If something doesn’t make the list, don’t worry about it. Some issues are more long-term, so you can’t simply eliminate them. Financial hardship, for example, may need some long-term solutions. Since you are a student, there are options. One is taking out a student loan from a private lender, which can give your family the added security of knowing you will have the funds to pay for college and reach your goals.
Let the Family Help Out
When a new baby arrives, there are likely to be eager grandparents and relatives who can’t get enough of the new addition to the family. Don’t hesitate to let them come over and pitch in! It’s perfectly fine to let grandma spend the afternoon with the baby while you study. If you’re lucky enough to have family close by, maybe this can become a standing date, so that you always know you have that time away from the kiddos to focus on your studies.

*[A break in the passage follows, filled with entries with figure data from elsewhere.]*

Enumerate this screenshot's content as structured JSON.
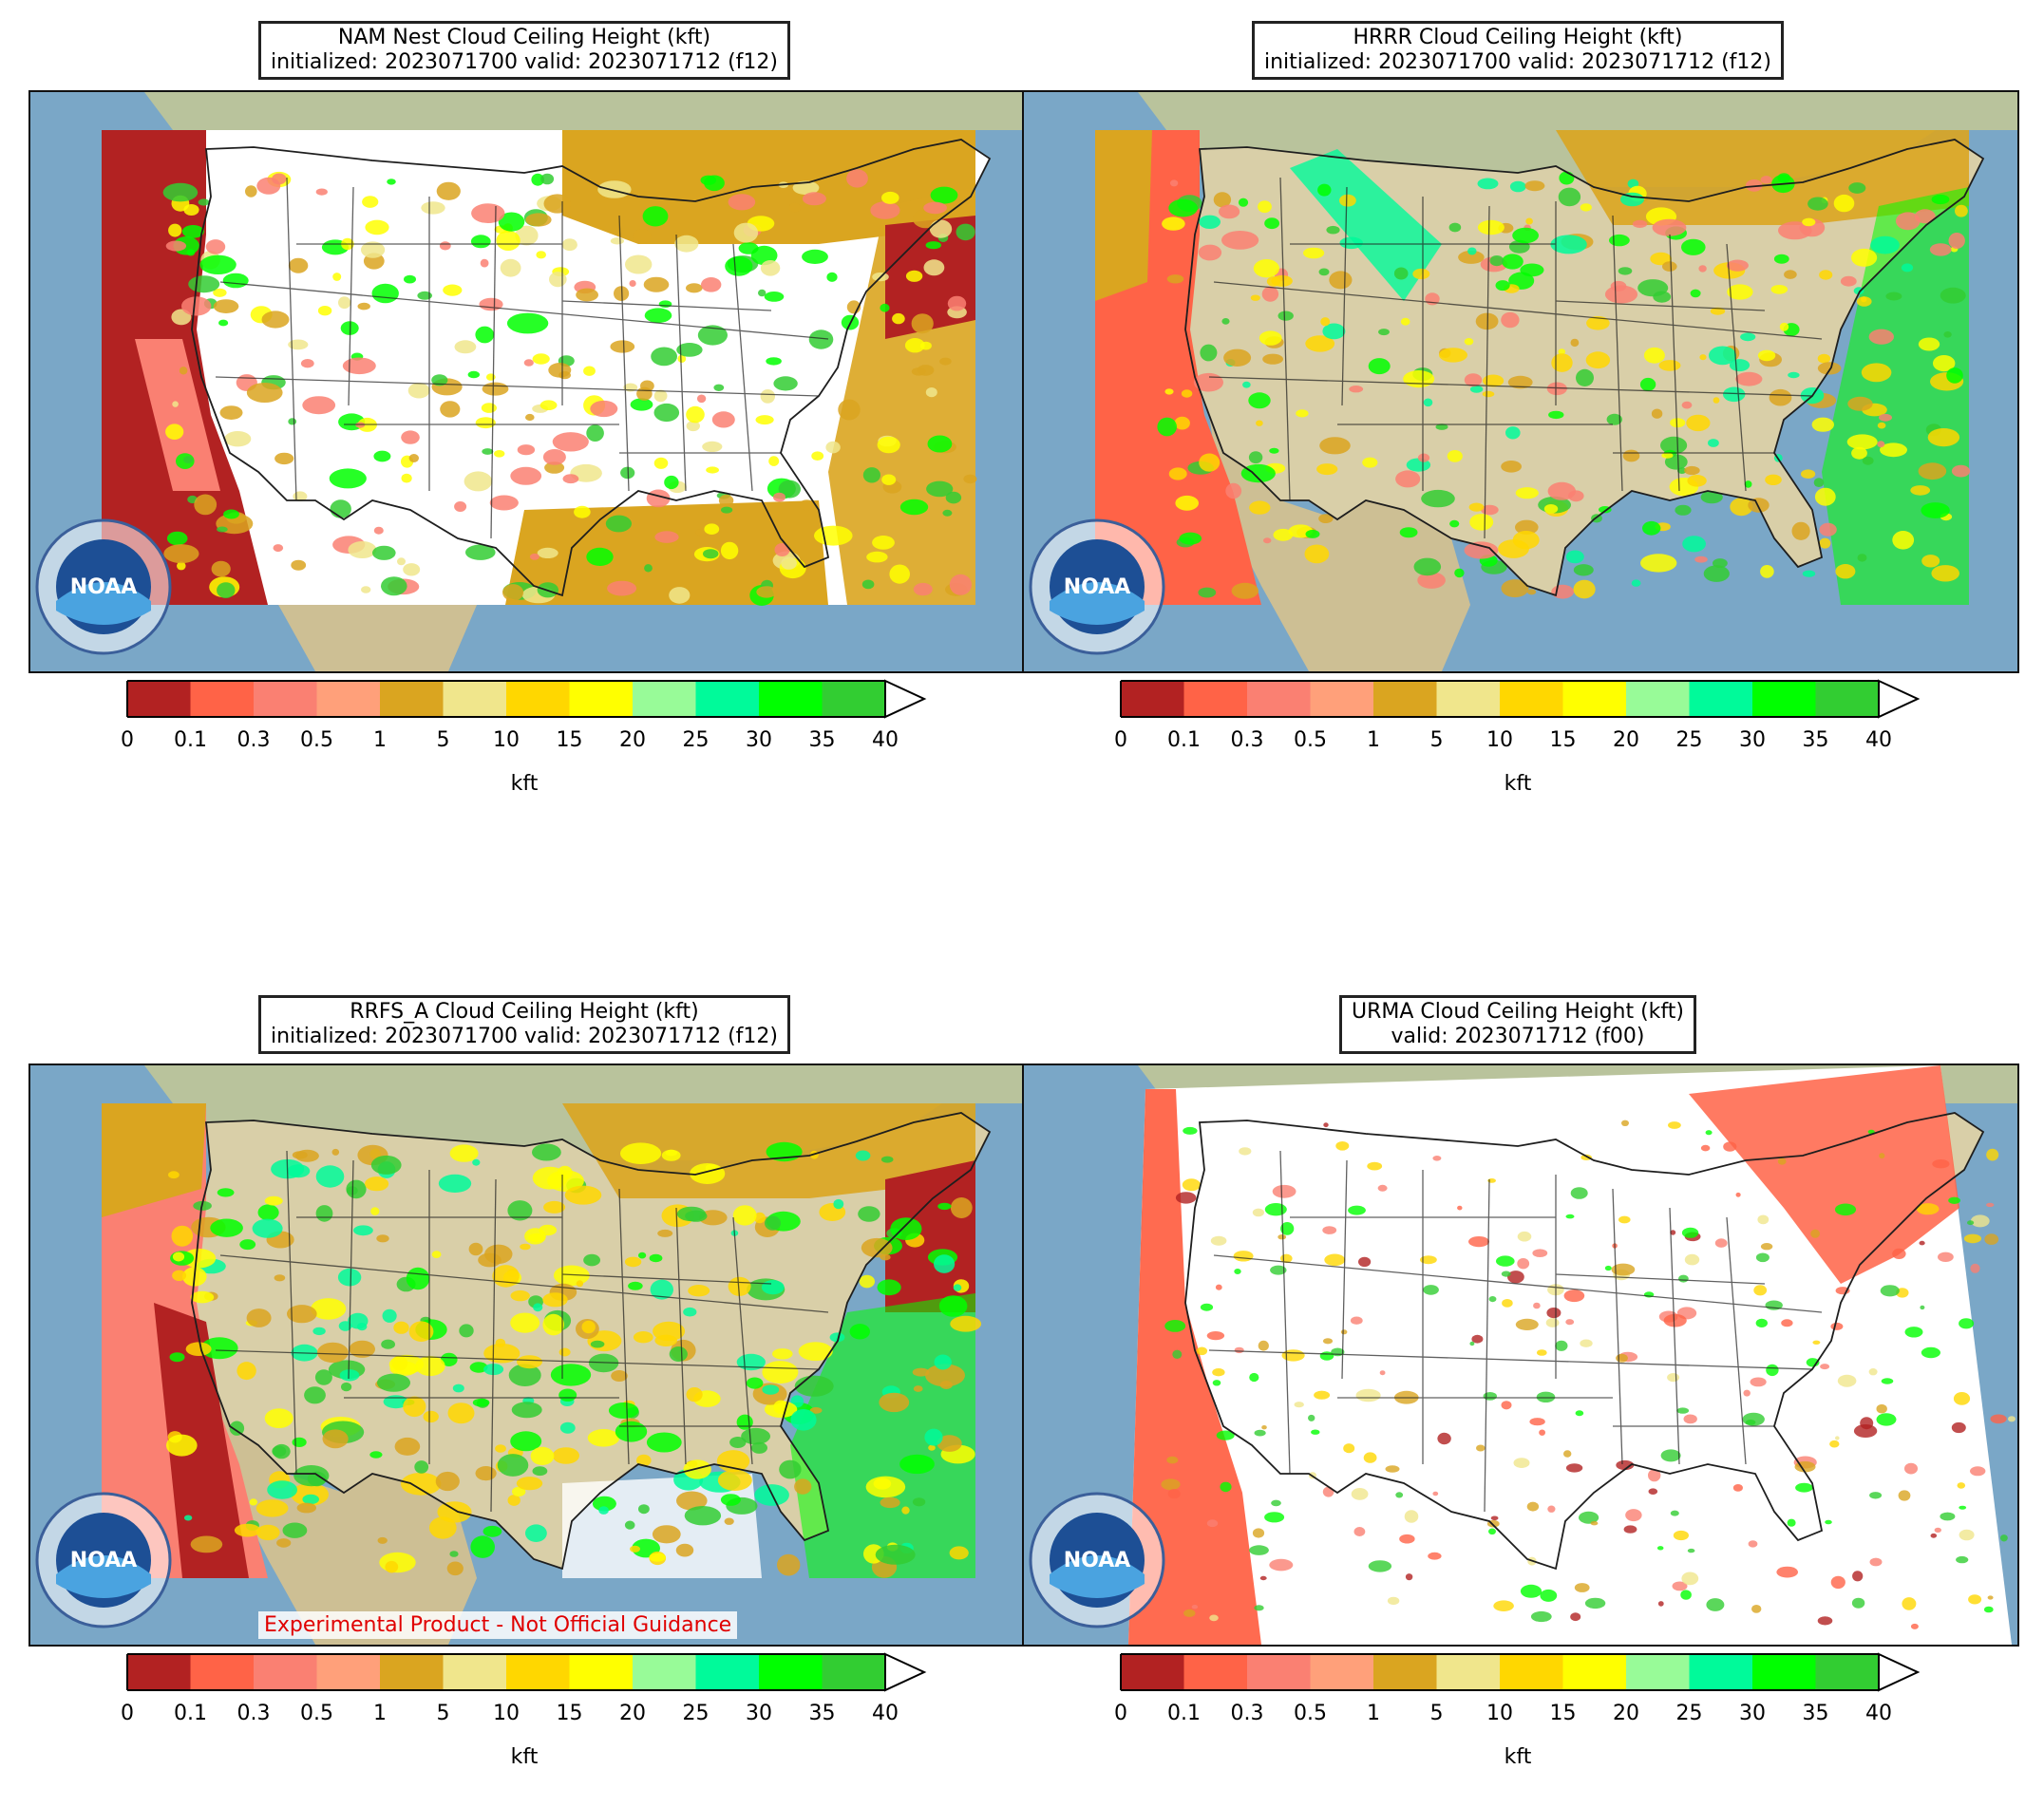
{
  "panels": [
    {
      "key": "nam",
      "title_line1": "NAM Nest Cloud Ceiling Height (kft)",
      "title_line2": "initialized: 2023071700 valid: 2023071712 (f12)",
      "style": "nam"
    },
    {
      "key": "hrrr",
      "title_line1": "HRRR Cloud Ceiling Height (kft)",
      "title_line2": "initialized: 2023071700 valid: 2023071712 (f12)",
      "style": "hrrr"
    },
    {
      "key": "rrfs",
      "title_line1": "RRFS_A Cloud Ceiling Height (kft)",
      "title_line2": "initialized: 2023071700 valid: 2023071712 (f12)",
      "style": "rrfs",
      "disclaimer": "Experimental Product - Not Official Guidance"
    },
    {
      "key": "urma",
      "title_line1": "URMA Cloud Ceiling Height (kft)",
      "title_line2": "valid: 2023071712 (f00)",
      "style": "urma"
    }
  ],
  "colorbar": {
    "unit": "kft",
    "ticks": [
      "0",
      "0.1",
      "0.3",
      "0.5",
      "1",
      "5",
      "10",
      "15",
      "20",
      "25",
      "30",
      "35",
      "40"
    ],
    "colors": [
      "#b22222",
      "#ff6347",
      "#fa8072",
      "#ffa07a",
      "#daa520",
      "#f0e68c",
      "#ffd700",
      "#ffff00",
      "#98fb98",
      "#00fa9a",
      "#00ff00",
      "#32cd32"
    ],
    "extend": "max"
  },
  "logo_text": "NOAA",
  "colors": {
    "ocean": "#7aa7c7",
    "land": "#d9cfa8",
    "clear": "#ffffff",
    "border": "#1e1e1e"
  }
}
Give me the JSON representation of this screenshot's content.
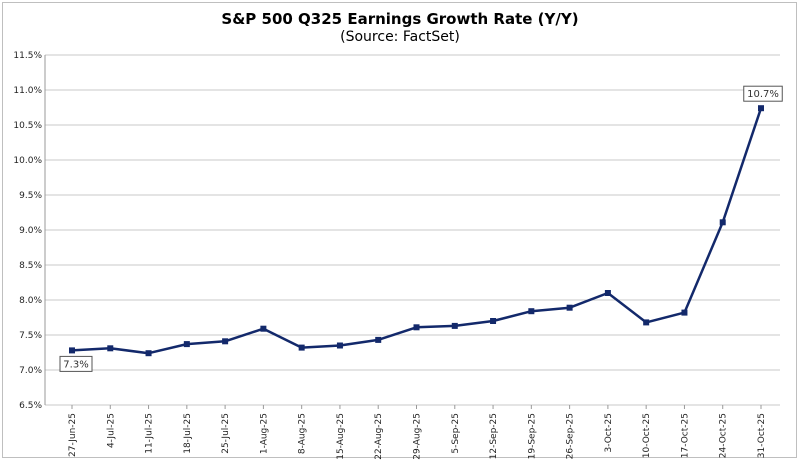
{
  "chart_data": {
    "type": "line",
    "title": "S&P 500 Q325 Earnings Growth Rate (Y/Y)",
    "subtitle": "(Source: FactSet)",
    "xlabel": "",
    "ylabel": "",
    "ylim": [
      6.5,
      11.5
    ],
    "yticks": [
      "6.5%",
      "7.0%",
      "7.5%",
      "8.0%",
      "8.5%",
      "9.0%",
      "9.5%",
      "10.0%",
      "10.5%",
      "11.0%",
      "11.5%"
    ],
    "grid": true,
    "categories": [
      "27-Jun-25",
      "4-Jul-25",
      "11-Jul-25",
      "18-Jul-25",
      "25-Jul-25",
      "1-Aug-25",
      "8-Aug-25",
      "15-Aug-25",
      "22-Aug-25",
      "29-Aug-25",
      "5-Sep-25",
      "12-Sep-25",
      "19-Sep-25",
      "26-Sep-25",
      "3-Oct-25",
      "10-Oct-25",
      "17-Oct-25",
      "24-Oct-25",
      "31-Oct-25"
    ],
    "values": [
      7.28,
      7.31,
      7.24,
      7.37,
      7.41,
      7.59,
      7.32,
      7.35,
      7.43,
      7.61,
      7.63,
      7.7,
      7.84,
      7.89,
      8.1,
      7.68,
      7.82,
      9.11,
      10.74
    ],
    "data_labels": [
      {
        "index": 0,
        "text": "7.3%"
      },
      {
        "index": 18,
        "text": "10.7%"
      }
    ],
    "line_color": "#13296b"
  }
}
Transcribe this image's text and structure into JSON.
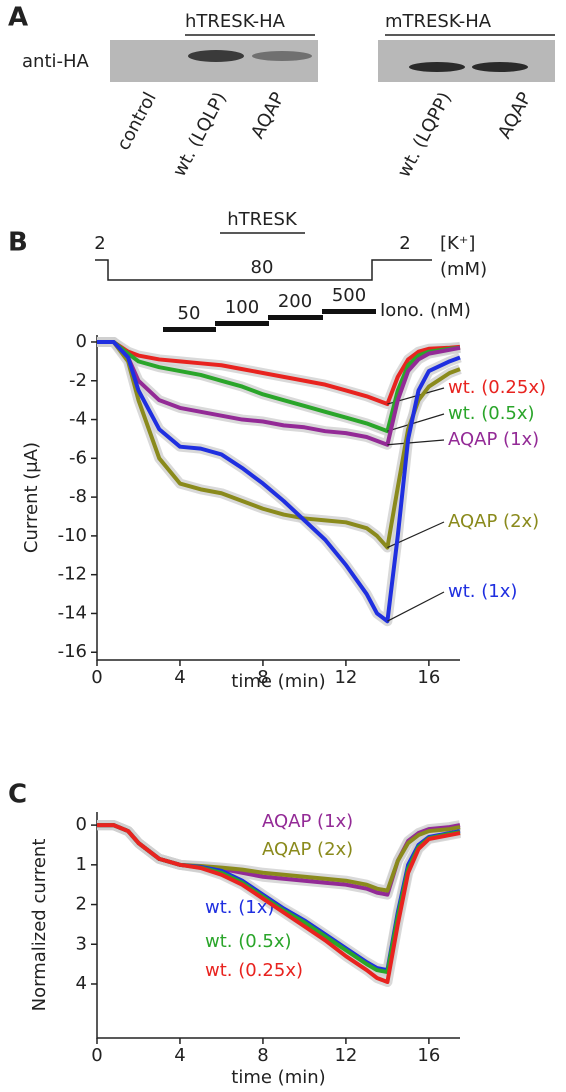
{
  "panel_labels": [
    "A",
    "B",
    "C"
  ],
  "blot": {
    "row_label": "anti-HA",
    "groups": [
      {
        "title": "hTRESK-HA",
        "lanes": [
          "control",
          "wt. (LQLP)",
          "AQAP"
        ]
      },
      {
        "title": "mTRESK-HA",
        "lanes": [
          "wt. (LQPP)",
          "AQAP"
        ]
      }
    ]
  },
  "protocol": {
    "title": "hTRESK",
    "k_levels": [
      "2",
      "80",
      "2"
    ],
    "k_label": [
      "[K⁺]",
      "(mM)"
    ],
    "iono_levels": [
      "50",
      "100",
      "200",
      "500"
    ],
    "iono_label": "Iono. (nM)"
  },
  "chart_data": [
    {
      "type": "line",
      "x_label": "time (min)",
      "y_label": "Current (μA)",
      "x": [
        0,
        0.8,
        1.5,
        2,
        3,
        4,
        5,
        6,
        7,
        8,
        9,
        10,
        11,
        12,
        13,
        13.5,
        14,
        14.5,
        15,
        15.5,
        16,
        17,
        17.5
      ],
      "xlim": [
        0,
        17.5
      ],
      "xticks": [
        0,
        4,
        8,
        12,
        16
      ],
      "ylim": [
        -16.4,
        0.36
      ],
      "yticks": [
        0,
        -2,
        -4,
        -6,
        -8,
        -10,
        -12,
        -14,
        -16
      ],
      "series": [
        {
          "name": "wt. (0.25x)",
          "color": "#e8231f",
          "values": [
            0,
            0,
            -0.5,
            -0.7,
            -0.9,
            -1,
            -1.1,
            -1.2,
            -1.4,
            -1.6,
            -1.8,
            -2,
            -2.2,
            -2.5,
            -2.8,
            -3,
            -3.2,
            -1.8,
            -0.9,
            -0.5,
            -0.35,
            -0.3,
            -0.25
          ]
        },
        {
          "name": "wt. (0.5x)",
          "color": "#2aa52a",
          "values": [
            0,
            0,
            -0.6,
            -1,
            -1.3,
            -1.5,
            -1.7,
            -2,
            -2.3,
            -2.7,
            -3,
            -3.3,
            -3.6,
            -3.9,
            -4.2,
            -4.4,
            -4.6,
            -2.5,
            -1.2,
            -0.7,
            -0.5,
            -0.35,
            -0.3
          ]
        },
        {
          "name": "AQAP (1x)",
          "color": "#932a96",
          "values": [
            0,
            0,
            -0.8,
            -2,
            -3,
            -3.4,
            -3.6,
            -3.8,
            -4,
            -4.1,
            -4.3,
            -4.4,
            -4.6,
            -4.7,
            -4.9,
            -5.1,
            -5.3,
            -3,
            -1.5,
            -0.9,
            -0.6,
            -0.4,
            -0.3
          ]
        },
        {
          "name": "AQAP (2x)",
          "color": "#8a8a1c",
          "values": [
            0,
            0,
            -1,
            -3,
            -6,
            -7.3,
            -7.6,
            -7.8,
            -8.2,
            -8.6,
            -8.9,
            -9.1,
            -9.2,
            -9.3,
            -9.6,
            -10,
            -10.6,
            -7.5,
            -4.5,
            -3,
            -2.3,
            -1.6,
            -1.4
          ]
        },
        {
          "name": "wt. (1x)",
          "color": "#1f2fe0",
          "values": [
            0,
            0,
            -0.8,
            -2.5,
            -4.5,
            -5.4,
            -5.5,
            -5.8,
            -6.5,
            -7.3,
            -8.2,
            -9.2,
            -10.2,
            -11.5,
            -13,
            -14,
            -14.4,
            -10,
            -5,
            -2.5,
            -1.5,
            -1,
            -0.8
          ]
        }
      ]
    },
    {
      "type": "line",
      "x_label": "time (min)",
      "y_label": "Normalized current",
      "x": [
        0,
        0.8,
        1.5,
        2,
        3,
        4,
        5,
        6,
        7,
        8,
        9,
        10,
        11,
        12,
        13,
        13.5,
        14,
        14.5,
        15,
        15.5,
        16,
        17,
        17.5
      ],
      "xlim": [
        0,
        17.5
      ],
      "xticks": [
        0,
        4,
        8,
        12,
        16
      ],
      "ylim": [
        5.36,
        -0.33
      ],
      "yticks": [
        0,
        1,
        2,
        3,
        4
      ],
      "series": [
        {
          "name": "AQAP (1x)",
          "color": "#932a96",
          "values": [
            0,
            0,
            0.15,
            0.45,
            0.85,
            1,
            1.05,
            1.1,
            1.2,
            1.3,
            1.35,
            1.4,
            1.45,
            1.5,
            1.6,
            1.7,
            1.75,
            0.9,
            0.4,
            0.2,
            0.1,
            0.05,
            0
          ]
        },
        {
          "name": "AQAP (2x)",
          "color": "#8a8a1c",
          "values": [
            0,
            0,
            0.15,
            0.45,
            0.85,
            1,
            1.03,
            1.07,
            1.12,
            1.2,
            1.25,
            1.3,
            1.35,
            1.4,
            1.5,
            1.6,
            1.65,
            0.9,
            0.45,
            0.25,
            0.15,
            0.1,
            0.05
          ]
        },
        {
          "name": "wt. (1x)",
          "color": "#1f2fe0",
          "values": [
            0,
            0,
            0.15,
            0.45,
            0.85,
            1,
            1.05,
            1.15,
            1.4,
            1.75,
            2.1,
            2.4,
            2.75,
            3.1,
            3.45,
            3.6,
            3.65,
            2.2,
            1,
            0.5,
            0.3,
            0.2,
            0.15
          ]
        },
        {
          "name": "wt. (0.5x)",
          "color": "#2aa52a",
          "values": [
            0,
            0,
            0.15,
            0.45,
            0.85,
            1,
            1.07,
            1.2,
            1.45,
            1.8,
            2.15,
            2.45,
            2.8,
            3.15,
            3.5,
            3.65,
            3.7,
            2.3,
            1.1,
            0.55,
            0.33,
            0.22,
            0.18
          ]
        },
        {
          "name": "wt. (0.25x)",
          "color": "#e8231f",
          "values": [
            0,
            0,
            0.15,
            0.45,
            0.85,
            1,
            1.08,
            1.25,
            1.5,
            1.85,
            2.2,
            2.55,
            2.9,
            3.3,
            3.65,
            3.85,
            3.95,
            2.5,
            1.2,
            0.6,
            0.35,
            0.25,
            0.2
          ]
        }
      ]
    }
  ]
}
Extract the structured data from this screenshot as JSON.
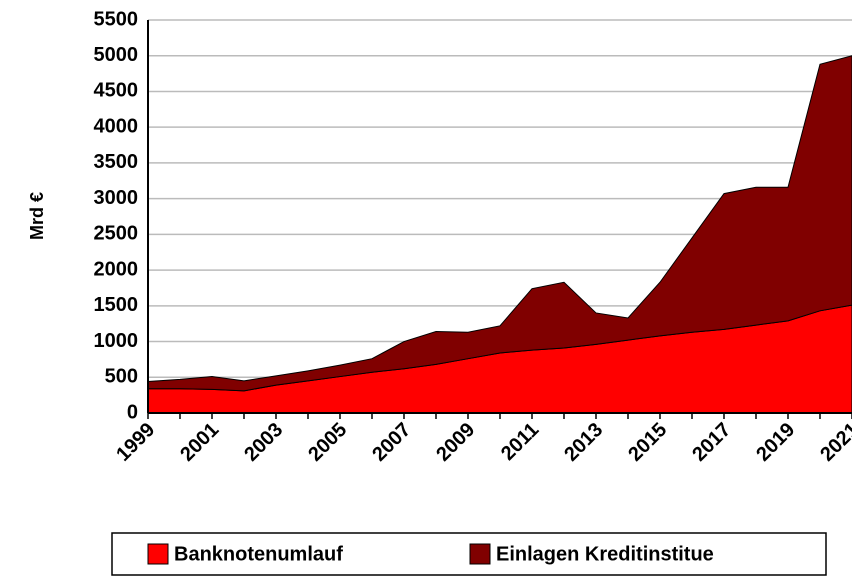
{
  "chart_data": {
    "type": "stacked_area",
    "y_label": "Mrd €",
    "categories": [
      "1999",
      null,
      "2001",
      null,
      "2003",
      null,
      "2005",
      null,
      "2007",
      null,
      "2009",
      null,
      "2011",
      null,
      "2013",
      null,
      "2015",
      null,
      "2017",
      null,
      "2019",
      null,
      "2021"
    ],
    "series": [
      {
        "name": "Banknotenumlauf",
        "color": "#ff0000",
        "values": [
          340,
          340,
          330,
          310,
          390,
          450,
          510,
          570,
          620,
          680,
          760,
          840,
          880,
          910,
          960,
          1020,
          1080,
          1130,
          1170,
          1230,
          1290,
          1430,
          1510
        ]
      },
      {
        "name": "Einlagen Kreditinstitue",
        "color": "#800000",
        "values": [
          100,
          130,
          180,
          140,
          130,
          140,
          160,
          190,
          380,
          460,
          370,
          380,
          860,
          920,
          440,
          310,
          750,
          1320,
          1900,
          1930,
          1870,
          3450,
          3490
        ]
      }
    ],
    "ylim": [
      0,
      5500
    ],
    "yticks": [
      0,
      500,
      1000,
      1500,
      2000,
      2500,
      3000,
      3500,
      4000,
      4500,
      5000,
      5500
    ],
    "grid": true,
    "legend": "bottom"
  }
}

The key is to let people know that you’re actively in school and need an extra pair of hands sometimes. When people know you need help, many will be happy to pitch in with occasional babysitting. Don’t feel bad about asking for favors!
And, of course, enlist your partner. For example, when you have an exam, paper, or project coming up, let them know that you may need them to take care of chores this week.4 Helpful Tips for New Moms in College | #moms #college #selfcare Click To Tweet
Talk to a Therapist if You Need To
Postpartum depression is real, and it affects a lot of new moms in various ways. You don’t have to be completely despondent for your experience to count. Symptoms and early warning signs of postpartum depression you might not be aware of include:
- Feeling angrier and more irritable lately for no reason
- Crying or being tearful
- Feeling on edge and having random mood swings
- Restlessness, difficulty sleeping, or sleeping way more than usual
- Unwanted thoughts, anxiety, and feeling depressed or low
It can be incredibly helpful to talk to a therapist about the stress, fears, and worries all new moms have. On top of school, you have a lot going on at any given moment, and there’s nothing wrong with having a dedicated space for you to release what you’re feeling to a well-intentioned (and well-trained) ear.
Make Time for Yourself
You still need self-care being a mom, student, partner, daughter–fill-in-the-blank. As we assume more roles in adulthood, we can often begin to lose sight of what it means to just be ourselves. Make sure you schedule times to be alone with yourself. Hobbies are not just for single, childless adults. They bring richness and anticipation into our daily lives, and they make it easier for us to enjoy our free time. This can help you avoid overworking yourself simply because you don’t know what else to do.